Centres de redressement: Serigne Modou Kara présente ses excuses

Serigne Modou Kara n’a pas attendu longtemps pour s’exprimer s’est prononcé, sur la polémique née de la découverte par l’opinion et les gendarmes, des maisons de redressement mis en place sous sa tutelle.

Il a promis de revenir largement sur ces centres mais s’est fondu en excuses. Un mea culpa adressé au Chef de l’Etat mais surtout aux chefs religieux de sa confrérie et d’autres mais également au peuple sénégalais.

Kara a fait savoir qu’il a bénéficié des orientations et guidances de Serigne Touba qui ne lui permettent pas de s’inscrire dans une quelconque action de nature à créer des troubles à l’ordre public.

Mieux, il a adjoint tous ses talibés, s’ils veulent mettre en place une quelconque entité qui relève de la sécurité, de s’en référer à la puissance publique qui détient la force régalienne à ce propos.

D’ailleurs, il a donné un ndigeül (mot d’ordre) à ses disciples, pour l’abandon de toute forme de tenue et autres distinctions qui pourraient prêter à confusion dans ce sens.

Quant à son accoutrement et aux agitations dont il est l’auteur, il s’en est expliqué pour mettre tout cela sur le compte d’une dévotion à son guide qui est Serigne Touba.
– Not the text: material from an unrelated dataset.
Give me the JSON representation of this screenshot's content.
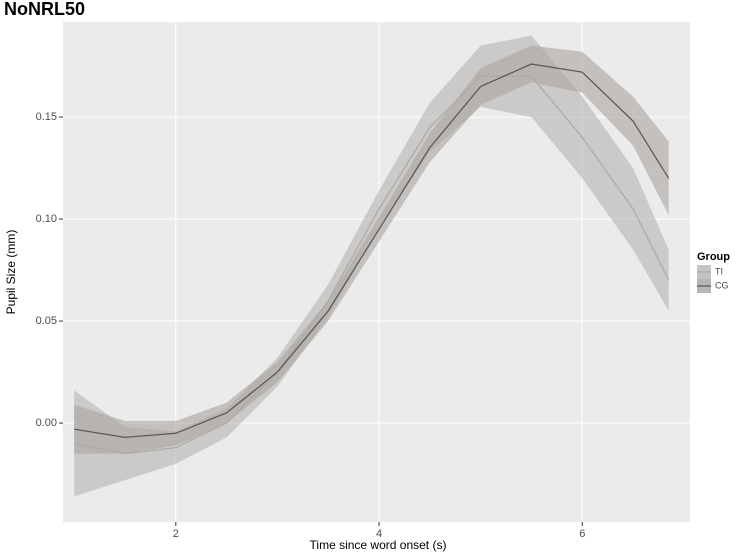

Et il reconnait qu’il ne peut pas ne pas s’y atteler.

Toutefois  il dit n’avoir pas besoin de sécurité pour sa propre personne et semble avoir tourné le dos à tout ce qui, aujourd’hui, fait qu’il est sous le feu des projecteurs.
Une situation sans doute embarrassante pour le guide religieux qui a fait des révélations notamment sur les messages de compassion reçus de hautes autorités religieuses dont le Khalife général des Mourides mais aussi du Président de la République.

Un mea culpa qui ne va pas sans doute pas éclipser l’action judiciaire en cours surtout dans sa dimension publique. Le Procureur est entré en action, une instruction pourrait également être ouverte pour élucider toutes les actes posés dans ces centres et qui n’étaient pas sous le contrôle de l’Etat.